Cette réforme, qui ne figurait pas initialement dans le projet de loi « Nouveau nucléaire », a été présentée par le Gouvernement à l'Assemblée nationale par le biais de deux amendements : le premier vise à élargir les missions de l'ASN à l'expertise, la recherche et la radioprotection, à garantir l'accès de ses agents aux informations nécessaires, à permettre le recours à des agents publics comme privés et à instituer un comité social d'administration ; le second amendement tend à transférer les contrats de travail des agents de l'IRSN. Il est prévu que la réforme s'effectue jusqu'en 2024.
Dans ce contexte, l'Office parlementaire d'évaluation des choix scientifiques et technologiques (Opecst) a fixé six garde-fous, après vous avoir tous auditionnés : conserver en bloc les compétences d'expertise et de recherche de l'IRSN au sein de l'ASN ; maintenir une séparation entre les rôles exécutifs de contrôle et d'expertise et ceux de décision et de pilotage, ainsi que les garanties sur l'information, la transparence et le dialogue avec la société ; veiller à l'absence de monopole dans l'expertise nucléaire ; instituer un contrôle de l'Office sur cette réforme ; tirer les enseignements des systèmes étrangers ; inscrire cette réforme dans une vision plus large, s'appuyant sur les capacités de recherche.
Pour notre commission, cette réforme pose clairement deux difficultés, tant sur la méthode que dans son contenu.
S'agissant de la méthode, elle intervient par voie d'amendements gouvernementaux. C'est totalement irrespectueux du débat parlementaire en général, et du travail sénatorial en particulier, car notre assemblée, forcée de légiférer dans l'urgence sur ce texte, y compris durant la trêve des confiseurs, fait aujourd'hui face au risque d'être dessaisie de ce sujet majeur. C'est pour conjurer ce risque que nous avons souhaité vous entendre ce jour ! De surcroît, une telle méthode est sous-optimale du point de vue de l'efficacité des politiques publiques, car ces amendements n'ont évidemment pas fait l'objet d'études d'impact et présentent un lien avec le texte restant à démonter devant le juge constitutionnel...

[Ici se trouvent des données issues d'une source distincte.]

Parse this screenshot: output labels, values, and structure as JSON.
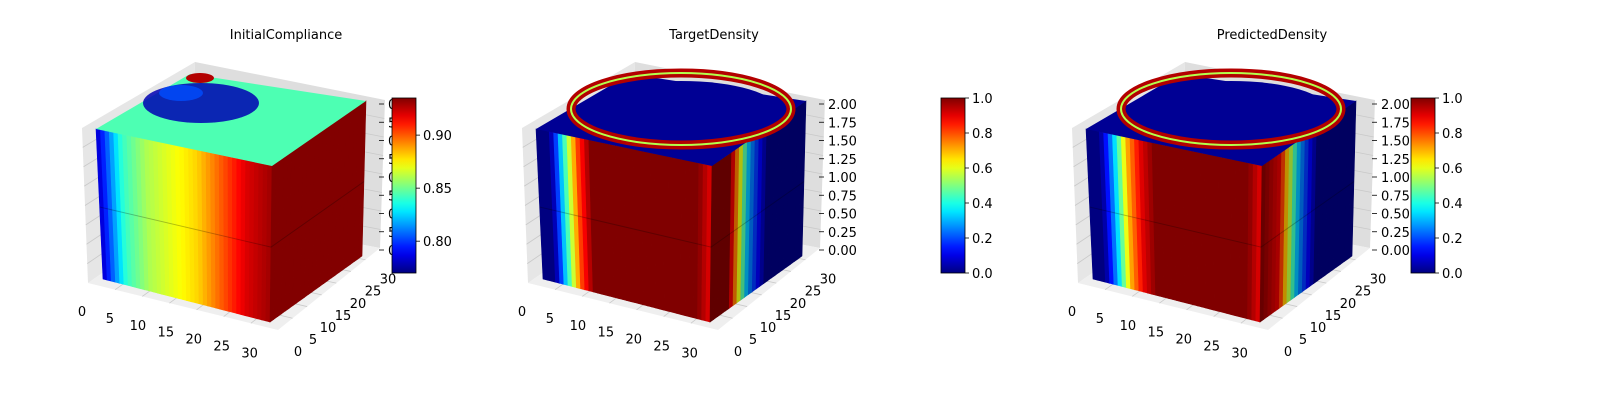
{
  "chart_data": [
    {
      "type": "heatmap",
      "subtype": "3d-voxel",
      "title": "InitialCompliance",
      "x_ticks": [
        "0",
        "5",
        "10",
        "15",
        "20",
        "25",
        "30"
      ],
      "y_ticks": [
        "0",
        "5",
        "10",
        "15",
        "20",
        "25",
        "30"
      ],
      "z_ticks": [
        "0",
        "5",
        "0",
        "5",
        "0",
        "5",
        "0",
        "5",
        "0"
      ],
      "colorbar": {
        "cmap": "jet",
        "range": [
          0.77,
          0.935
        ],
        "ticks": [
          "0.80",
          "0.85",
          "0.90"
        ]
      },
      "face_profile": {
        "front": [
          0.78,
          0.84,
          0.86,
          0.87,
          0.88,
          0.9,
          0.92,
          0.93
        ],
        "right": [
          0.93,
          0.93
        ]
      }
    },
    {
      "type": "heatmap",
      "subtype": "3d-voxel",
      "title": "TargetDensity",
      "x_ticks": [
        "0",
        "5",
        "10",
        "15",
        "20",
        "25",
        "30"
      ],
      "y_ticks": [
        "0",
        "5",
        "10",
        "15",
        "20",
        "25",
        "30"
      ],
      "z_ticks": [
        "0.00",
        "0.25",
        "0.50",
        "0.75",
        "1.00",
        "1.25",
        "1.50",
        "1.75",
        "2.00"
      ],
      "colorbar": {
        "cmap": "jet",
        "range": [
          0.0,
          1.0
        ],
        "ticks": [
          "0.0",
          "0.2",
          "0.4",
          "0.6",
          "0.8",
          "1.0"
        ]
      },
      "face_profile": {
        "front": [
          0.0,
          0.0,
          0.4,
          0.8,
          1.0,
          1.0,
          1.0,
          1.0,
          1.0,
          1.0,
          1.0,
          1.0,
          1.0,
          0.9
        ],
        "right": [
          1.0,
          1.0,
          0.3,
          0.0,
          0.0,
          0.0
        ]
      }
    },
    {
      "type": "heatmap",
      "subtype": "3d-voxel",
      "title": "PredictedDensity",
      "x_ticks": [
        "0",
        "5",
        "10",
        "15",
        "20",
        "25",
        "30"
      ],
      "y_ticks": [
        "0",
        "5",
        "10",
        "15",
        "20",
        "25",
        "30"
      ],
      "z_ticks": [
        "0.00",
        "0.25",
        "0.50",
        "0.75",
        "1.00",
        "1.25",
        "1.50",
        "1.75",
        "2.00"
      ],
      "colorbar": {
        "cmap": "jet",
        "range": [
          0.0,
          1.0
        ],
        "ticks": [
          "0.0",
          "0.2",
          "0.4",
          "0.6",
          "0.8",
          "1.0"
        ]
      },
      "face_profile": {
        "front": [
          0.0,
          0.0,
          0.3,
          0.7,
          0.9,
          1.0,
          1.0,
          1.0,
          1.0,
          1.0,
          1.0,
          1.0,
          1.0,
          0.9
        ],
        "right": [
          1.0,
          0.9,
          0.3,
          0.0,
          0.0,
          0.0
        ]
      }
    }
  ]
}
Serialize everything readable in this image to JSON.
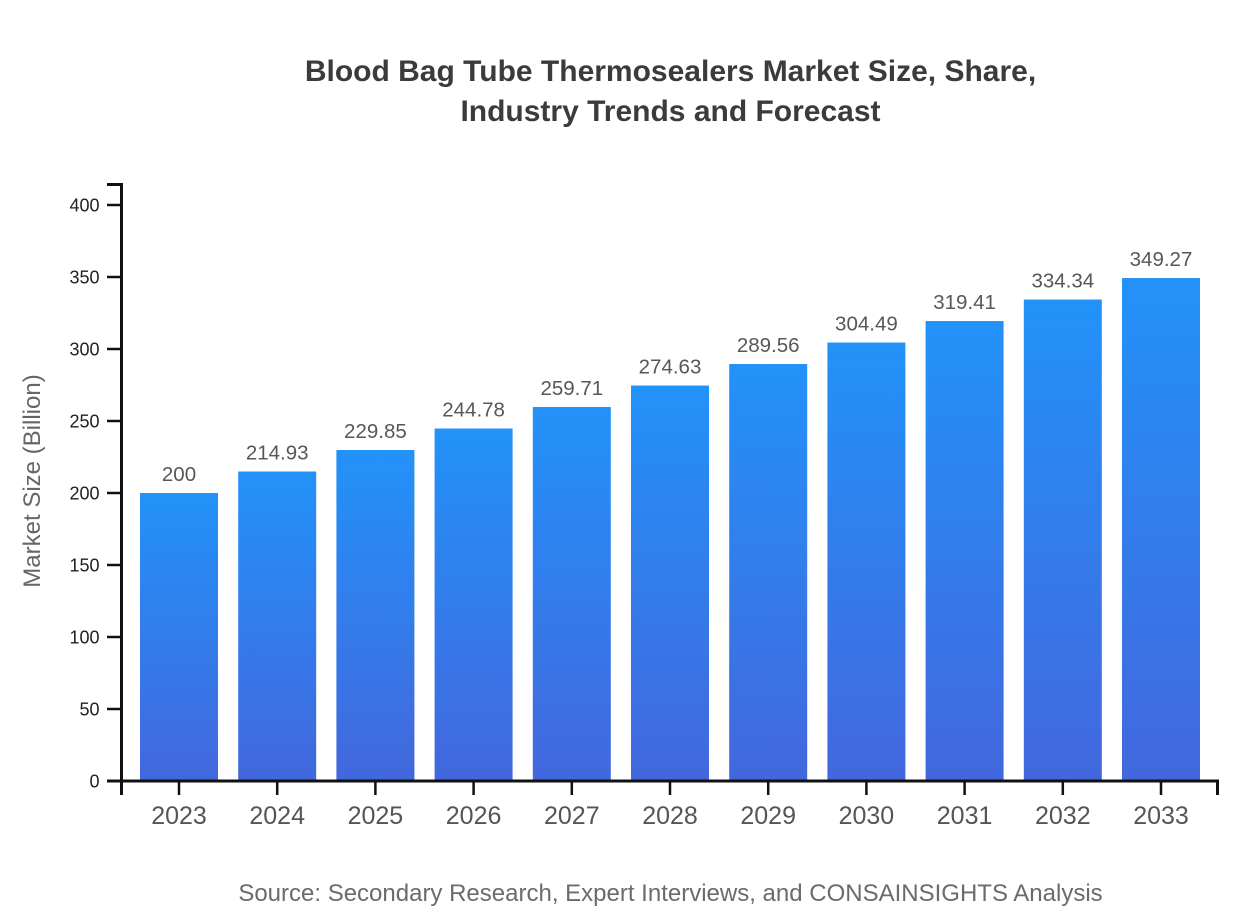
{
  "chart_data": {
    "type": "bar",
    "title": "Blood Bag Tube Thermosealers Market Size, Share, Industry Trends and Forecast",
    "title_lines": [
      "Blood Bag Tube Thermosealers Market Size, Share,",
      "Industry Trends and Forecast"
    ],
    "xlabel": "",
    "ylabel": "Market Size (Billion)",
    "source": "Source: Secondary Research, Expert Interviews, and CONSAINSIGHTS Analysis",
    "categories": [
      "2023",
      "2024",
      "2025",
      "2026",
      "2027",
      "2028",
      "2029",
      "2030",
      "2031",
      "2032",
      "2033"
    ],
    "values": [
      200,
      214.93,
      229.85,
      244.78,
      259.71,
      274.63,
      289.56,
      304.49,
      319.41,
      334.34,
      349.27
    ],
    "value_labels": [
      "200",
      "214.93",
      "229.85",
      "244.78",
      "259.71",
      "274.63",
      "289.56",
      "304.49",
      "319.41",
      "334.34",
      "349.27"
    ],
    "yticks": [
      0,
      50,
      100,
      150,
      200,
      250,
      300,
      350,
      400
    ],
    "ylim": [
      0,
      400
    ],
    "grid": false,
    "legend": "none",
    "colors": {
      "bar_gradient_top": "#2292f9",
      "bar_gradient_bottom": "#4367dd",
      "axis": "#111111",
      "y_tick_label": "#222222",
      "x_tick_label": "#555555",
      "value_label": "#575757",
      "title": "#3b3b3b",
      "axis_label": "#666666",
      "source": "#6b6b6b"
    }
  }
}
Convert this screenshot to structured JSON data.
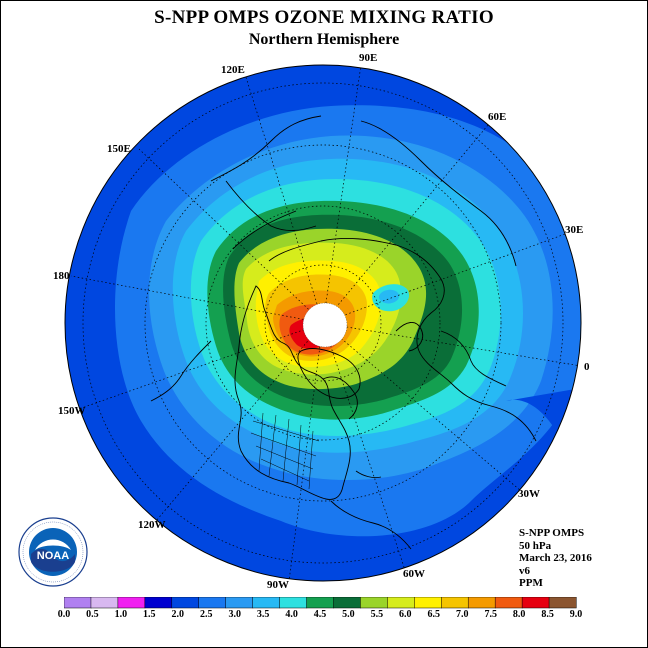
{
  "title": "S-NPP OMPS OZONE MIXING RATIO",
  "subtitle": "Northern Hemisphere",
  "lon_labels": [
    "90E",
    "60E",
    "30E",
    "0",
    "30W",
    "60W",
    "90W",
    "120W",
    "150W",
    "180",
    "150E",
    "120E"
  ],
  "info": [
    "S-NPP OMPS",
    "50 hPa",
    "March 23, 2016",
    "v6",
    "PPM"
  ],
  "logo": {
    "text": "NOAA"
  },
  "color_scale": {
    "tick_labels": [
      "0.0",
      "0.5",
      "1.0",
      "1.5",
      "2.0",
      "2.5",
      "3.0",
      "3.5",
      "4.0",
      "4.5",
      "5.0",
      "5.5",
      "6.0",
      "6.5",
      "7.0",
      "7.5",
      "8.0",
      "8.5",
      "9.0"
    ],
    "colors": [
      "#b080f0",
      "#d8b8f0",
      "#f020f0",
      "#0000d0",
      "#0047e0",
      "#1a78f0",
      "#2a9af2",
      "#27b9f4",
      "#2de0e0",
      "#14a050",
      "#0a6e38",
      "#9ad42a",
      "#d6ec1c",
      "#fff000",
      "#f5c400",
      "#f49a00",
      "#f05a10",
      "#e60010",
      "#8b5530"
    ]
  }
}
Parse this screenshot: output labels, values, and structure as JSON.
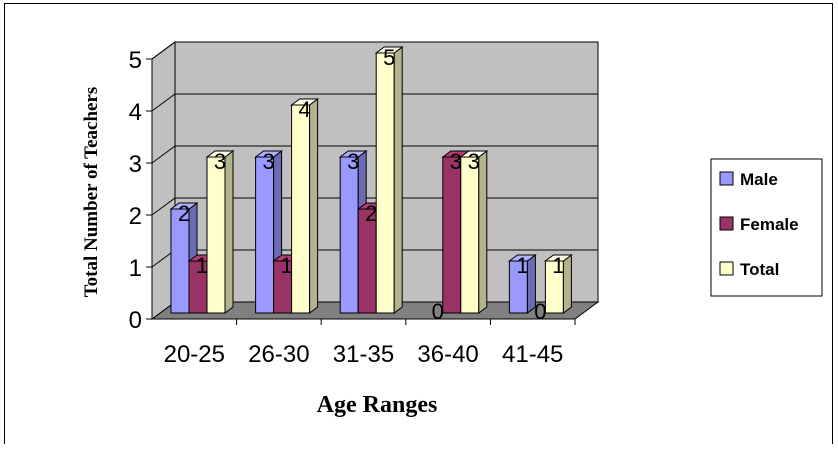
{
  "chart_data": {
    "type": "bar",
    "title": "",
    "xlabel": "Age Ranges",
    "ylabel": "Total Number of Teachers",
    "categories": [
      "20-25",
      "26-30",
      "31-35",
      "36-40",
      "41-45"
    ],
    "series": [
      {
        "name": "Male",
        "values": [
          2,
          3,
          3,
          0,
          1
        ],
        "color": "#9999ff"
      },
      {
        "name": "Female",
        "values": [
          1,
          1,
          2,
          3,
          0
        ],
        "color": "#993366"
      },
      {
        "name": "Total",
        "values": [
          3,
          4,
          5,
          3,
          1
        ],
        "color": "#ffffcc"
      }
    ],
    "ylim": [
      0,
      5
    ],
    "yticks": [
      0,
      1,
      2,
      3,
      4,
      5
    ],
    "grid": true,
    "legend": "right",
    "colors": {
      "wall": "#c0c0c0",
      "floor": "#808080"
    }
  }
}
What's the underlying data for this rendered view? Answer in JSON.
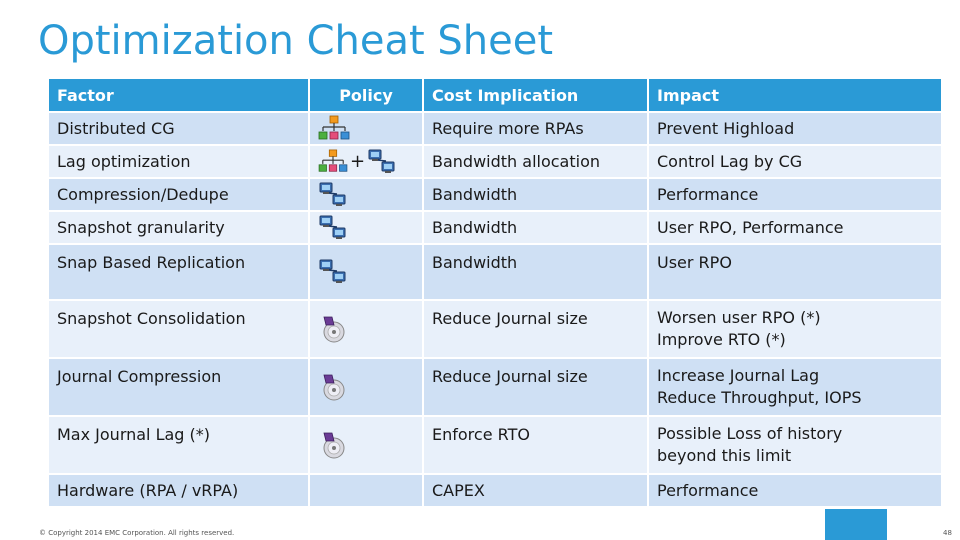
{
  "title": "Optimization Cheat Sheet",
  "table": {
    "headers": [
      "Factor",
      "Policy",
      "Cost Implication",
      "Impact"
    ],
    "rows": [
      {
        "factor": "Distributed CG",
        "policy_icons": [
          "hierarchy-icon"
        ],
        "cost": "Require more RPAs",
        "impact": [
          "Prevent Highload"
        ]
      },
      {
        "factor": "Lag optimization",
        "policy_icons": [
          "hierarchy-icon",
          "plus",
          "network-computers-icon"
        ],
        "cost": "Bandwidth allocation",
        "impact": [
          "Control Lag by CG"
        ]
      },
      {
        "factor": "Compression/Dedupe",
        "policy_icons": [
          "network-computers-icon"
        ],
        "cost": "Bandwidth",
        "impact": [
          "Performance"
        ]
      },
      {
        "factor": "Snapshot granularity",
        "policy_icons": [
          "network-computers-icon"
        ],
        "cost": "Bandwidth",
        "impact": [
          "User RPO, Performance"
        ]
      },
      {
        "factor": "Snap Based Replication",
        "policy_icons": [
          "network-computers-icon"
        ],
        "cost": "Bandwidth",
        "impact": [
          "User RPO"
        ]
      },
      {
        "factor": "Snapshot Consolidation",
        "policy_icons": [
          "disc-icon"
        ],
        "cost": "Reduce Journal size",
        "impact": [
          "Worsen user RPO (*)",
          "Improve RTO (*)"
        ]
      },
      {
        "factor": "Journal Compression",
        "policy_icons": [
          "disc-icon"
        ],
        "cost": "Reduce Journal size",
        "impact": [
          "Increase Journal Lag",
          "Reduce Throughput, IOPS"
        ]
      },
      {
        "factor": "Max Journal Lag (*)",
        "policy_icons": [
          "disc-icon"
        ],
        "cost": "Enforce RTO",
        "impact": [
          "Possible Loss of history",
          "beyond this limit"
        ]
      },
      {
        "factor": "Hardware (RPA / vRPA)",
        "policy_icons": [],
        "cost": "CAPEX",
        "impact": [
          "Performance"
        ]
      }
    ],
    "plus_sign": "+"
  },
  "footer": {
    "copyright": "© Copyright 2014 EMC Corporation. All rights reserved.",
    "page_number": "48"
  },
  "colors": {
    "accent": "#2a9ad6",
    "row_odd": "#cfe0f4",
    "row_even": "#e8f0fa"
  }
}
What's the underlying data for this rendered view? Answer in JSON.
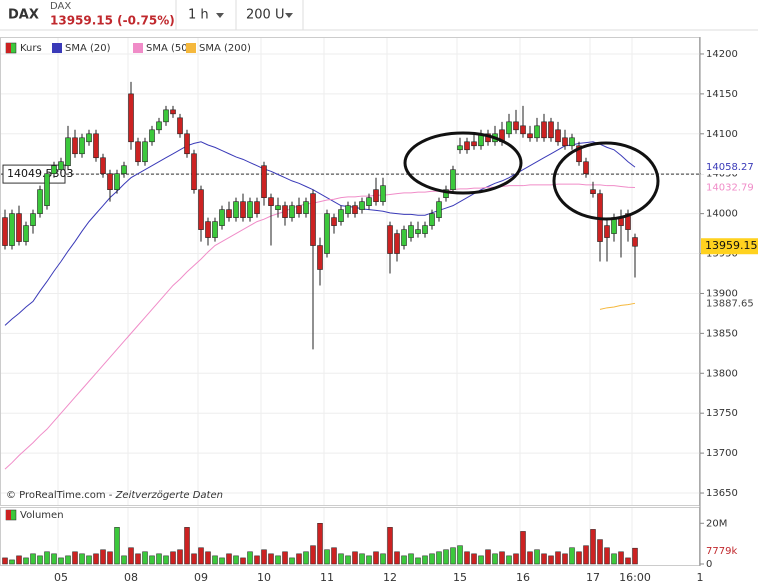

Concernant son contenu, cette réforme soulève au moins trois interrogations. D'une part, est-il bien opportun de procéder à une telle réforme, source de désorganisation, à l'heure de la relance du nucléaire, qui suppose de prolonger les réacteurs existants et d'en construire de nouveaux ? Pourquoi prendre le risque d'instiller de la défiance parmi nos concitoyens ? D'autre part, comment garantir le maintien en bloc des compétences de l'IRSN, qui sont indispensables pour répondre aux besoins croissants de contrôle induits par cette relance ? Je rappelle que l'IRSN dispose de 1 800 effectifs et l'ASN de 500. Surtout, une telle réforme est-elle de nature à améliorer la sûreté nucléaire ? C'est la question principale que je souhaitais vous poser ce matin. Je rappelle que l'IRSN émet un avis public sur les décisions de l'ASN, ce qui permet un dialogue entre expertise d'un côté et contrôle de l'autre. Quel système alternatif pourrait être envisagé afin de ne pas éroder ce dialogue ?
Je vous laisse répondre à ces questions liminaires puis notre collègue Daniel Gremillet, président du groupe d'études « Énergie » et rapporteur du projet de loi « Nouveau nucléaire » ainsi que nos collègues vous interrogeront. Je vous remercie.